News & Press: Advocacy

SIS Reviewing Significantly Flawed Dutch Neurotomy Study

Monday, July 10, 2017  

Members of the Spine Intervention Society’s Standards Division have identified significant shortcomings with patient selection and technique used in a recent lumbar radiofrequency neurotomy study out of the Netherlands by Juch et al. The study derives erroneous conclusions about the effectiveness of lumbar radiofrequency neurotomy and unfortunately some insurers may try to use it to limit coverage, relegating patients to continued suffering and/or dependence on opioids.

Inherent Bias Potential
Because this unblinded study was funded in part by grant money received from Dutch health insurance companies, SIS is concerned about the potential risk of bias arising from this possible conflict of interest.
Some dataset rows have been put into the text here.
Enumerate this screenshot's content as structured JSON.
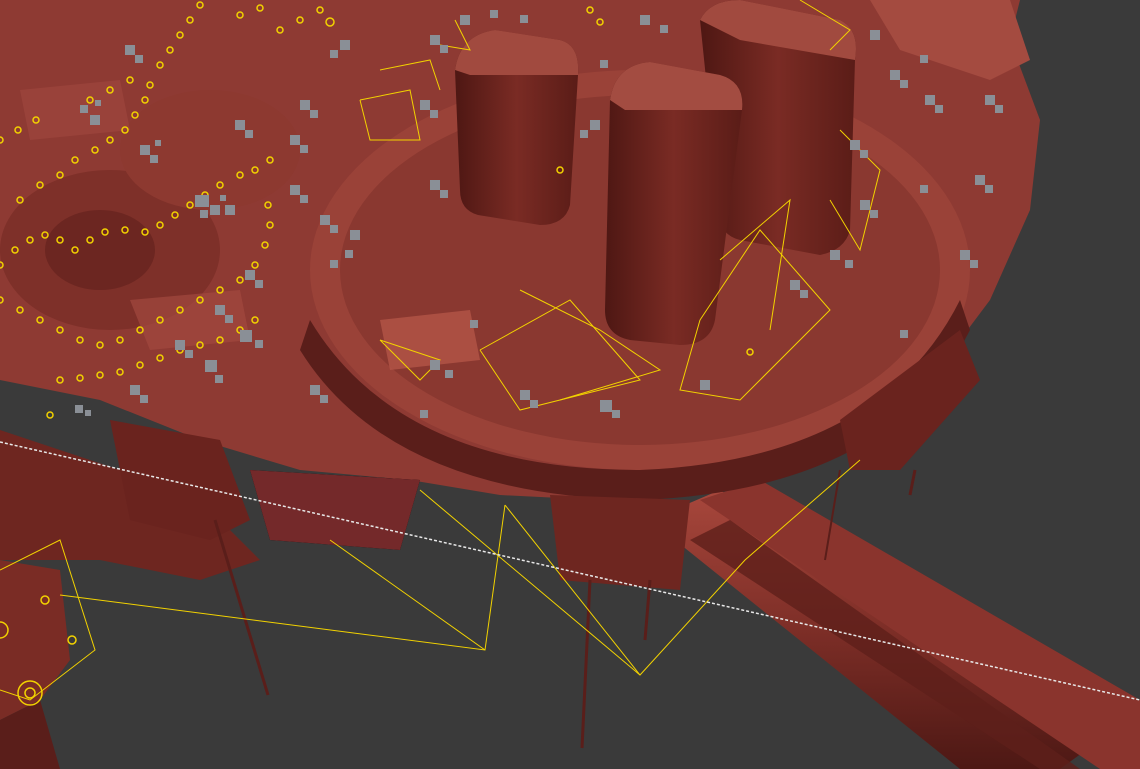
{
  "viewport": {
    "background": "#3a3a3a",
    "mesh_color": "#8e3a33",
    "mesh_shadow": "#5a1e1a",
    "mesh_highlight": "#b35547",
    "helper_color": "#f2d200",
    "point_color": "#8a8f96",
    "guide_line_color": "#e8e8e8"
  }
}
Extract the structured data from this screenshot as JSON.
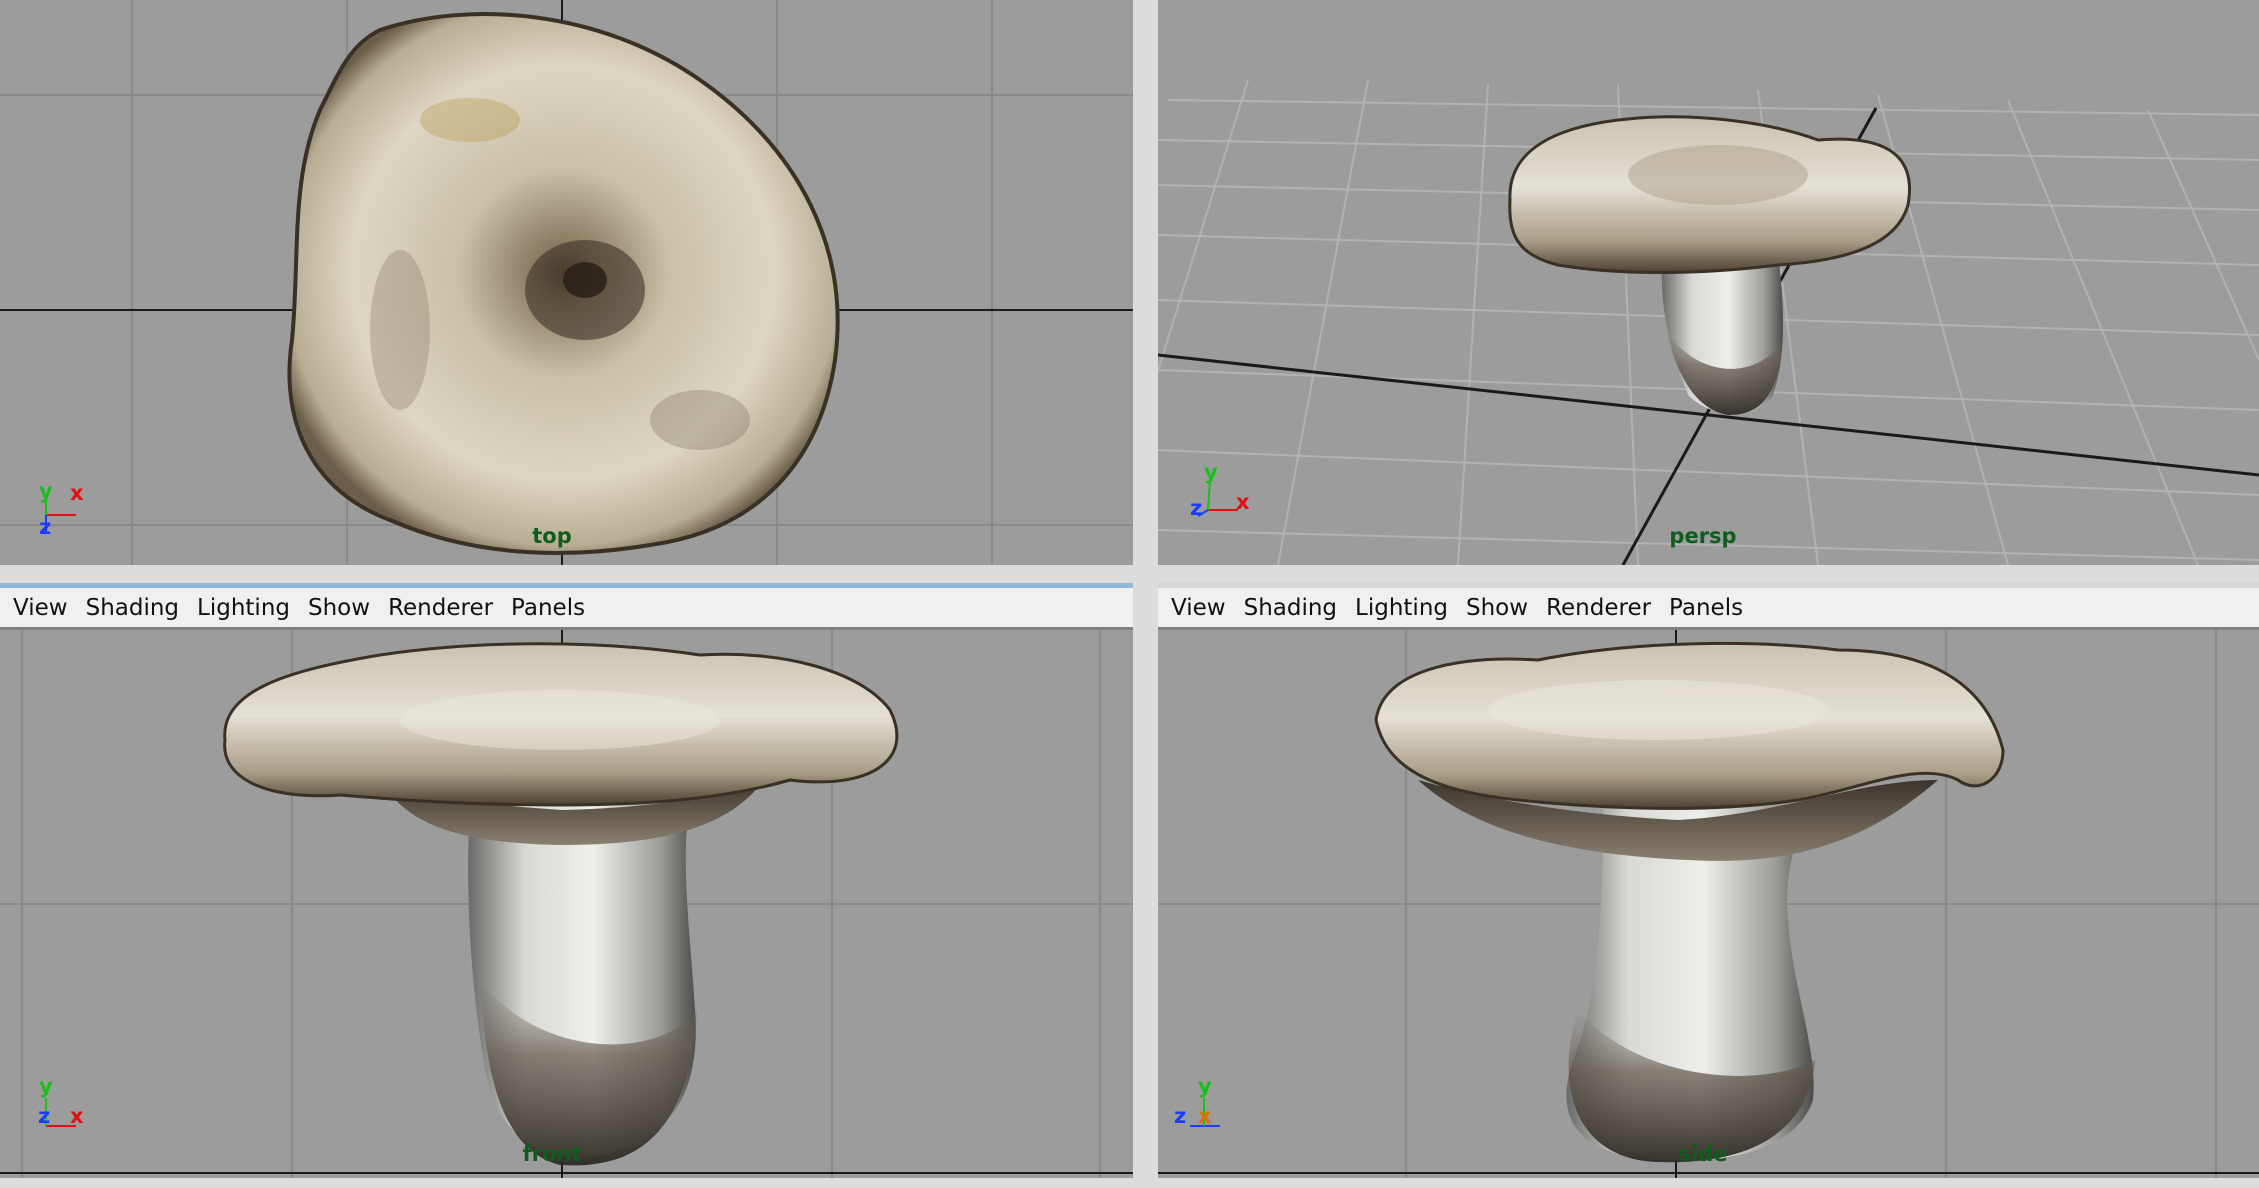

Inadequate Diagnostic Assessment
The study selected patients for radiofrequency neurotomy (RFN) based on inadequate diagnostic assessment. For that reason, many patients treated with RFN likely did not have facet joint or sacroiliac joint pain, and would not have been expected to experience pain relief or functional improvement.

Ineffective Technique Selection
The lumbar medial branch radiofrequency neurotomy technique employed in the Juch study used a small gauge (22G) electrode with positioning inconsistent with the “parallel technique” as described in the SIS Guidelines, wherein large gauge radiofrequency electrodes have been established as effective in providing pain relief for patients with lumbar facet joint pain. The small lesions employed in the Dutch study most likely missed many of the targeted nerves and would not be expected to relieve pain from the lumbar facet joints.

The Society is currently preparing a formal response and hopes to see it published in the Journal of the American Medical Association.